Victims of car finance mis selling could be set to miss out on an average of £500 each due to the compensation calculations proposed by the Financial Conduct Authority. Slater and Gordon, one of the United Kingdom’s largest consumer law firms, has voiced concerns that the approach favours the very banks held responsible for the problem while reducing the total redress for up to 14 million affected car buyers.
The FCA has finished consulting on its formula for calculating compensation and is expected to release further details in the coming months. The current proposal outlines estimated payouts averaging £700 per claimant. Slater and Gordon contends that a fairer figure would be around £1,200, amounting to a combined £8.1 billion reduction in potential compensation across all claimants.
At the core of the dispute are the calculations the FCA intends to use. The regulator proposes a hybrid approach: averaging the total commission paid with its estimate of actual consumer loss. This formula would reduce redress by an estimated £3.5 billion, according to research commissioned by Slater and Gordon. On top of this, the FCA intends to apply an interest rate set at the base rate plus 1 per cent, instead of the 8 per cent benchmark rate that often applies in personal finance compensation. This change could further reduce total payments by £4.6 billion.
Major lenders, including Lloyds, Barclays, Santander and Close Brothers, are preparing for substantial payouts. Lloyds, which operates the UK’s largest car finance business under the Black Horse brand, has already set aside £1.95 billion. The FCA estimates that between April 2007 and November 2024, affected customers may receive a total of £11 billion, comprised of £8.2 billion in compensation and £2.8 billion in administrative costs.
The Finance and Leasing Association has countered the criticisms, arguing the scheme should exclude buyers who experienced no loss. Lenders are considering seeking a judicial review if they believe the scheme is too generous, while Slater and Gordon is prepared to initiate litigation if the terms are not improved for consumers.
Consumers will have a choice: accept the FCA scheme or pursue compensation through the courts.
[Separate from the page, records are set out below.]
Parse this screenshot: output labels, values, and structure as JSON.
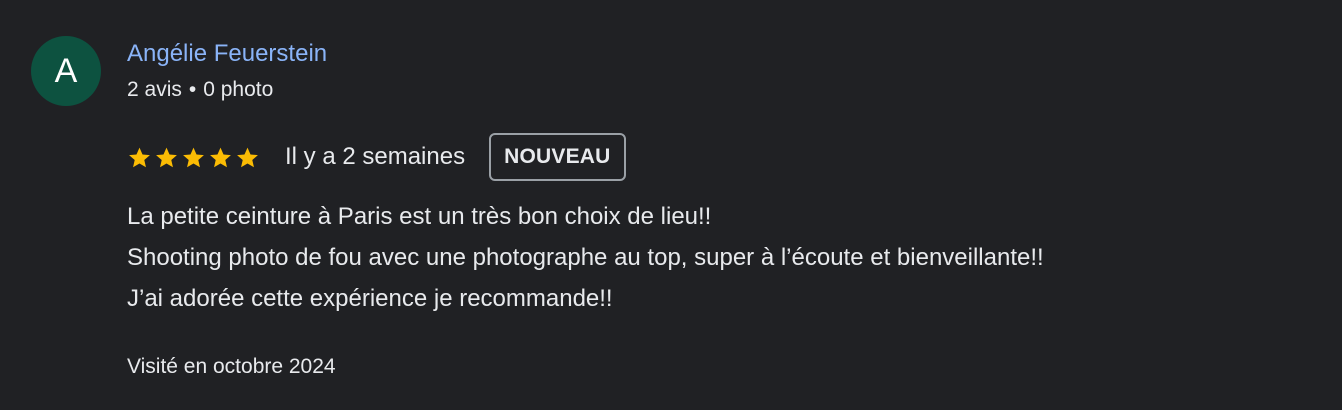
{
  "colors": {
    "background": "#202124",
    "avatar_bg": "#0d5240",
    "author_name": "#8ab4f8",
    "star": "#fbbc04",
    "text": "#e8eaed",
    "badge_border": "#9aa0a6"
  },
  "author": {
    "initial": "A",
    "name": "Angélie Feuerstein",
    "reviews_count": "2 avis",
    "separator": "•",
    "photos_count": "0 photo"
  },
  "rating": {
    "value": 5,
    "max": 5,
    "icon": "star-icon",
    "date": "Il y a 2 semaines",
    "badge": "NOUVEAU"
  },
  "review": {
    "lines": [
      "La petite ceinture à Paris est un très bon choix de lieu!!",
      "Shooting photo de fou avec une photographe au top, super à l’écoute et bienveillante!!",
      "J’ai adorée cette expérience je recommande!!"
    ]
  },
  "visit": "Visité en octobre 2024"
}
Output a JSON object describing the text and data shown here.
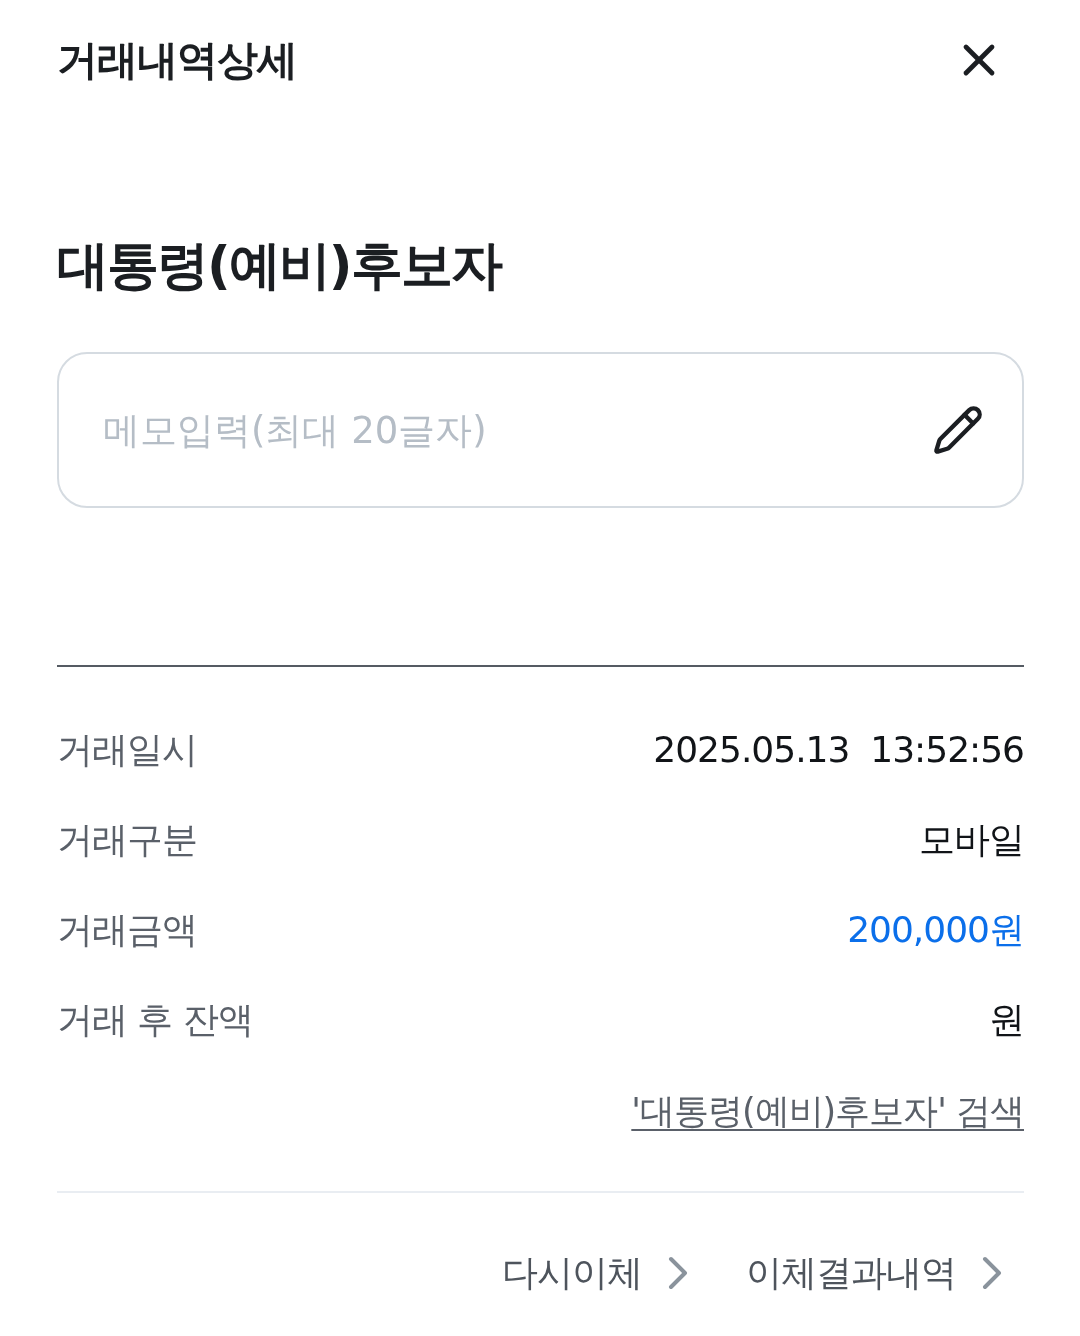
{
  "header": {
    "title": "거래내역상세"
  },
  "payee": {
    "name": "대통령(예비)후보자"
  },
  "memo": {
    "placeholder": "메모입력(최대 20글자)"
  },
  "details": [
    {
      "label": "거래일시",
      "value": "2025.05.13  13:52:56",
      "kind": "plain"
    },
    {
      "label": "거래구분",
      "value": "모바일",
      "kind": "plain"
    },
    {
      "label": "거래금액",
      "value": "200,000원",
      "kind": "amount"
    },
    {
      "label": "거래 후 잔액",
      "value": "원",
      "kind": "plain"
    }
  ],
  "search_link": {
    "label": "'대통령(예비)후보자' 검색"
  },
  "actions": [
    {
      "label": "다시이체"
    },
    {
      "label": "이체결과내역"
    }
  ]
}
The FCA notes that outcomes from litigation are uncertain and may ultimately lead to lower net compensation once legal costs are deducted. However, the regulator asserts that its scheme will be faster and simpler for claimants to navigate.
The FCA aims to finalise the compensation framework by the end of February, amid ongoing debate about fairness and the long-term consequences for both banks and consumers.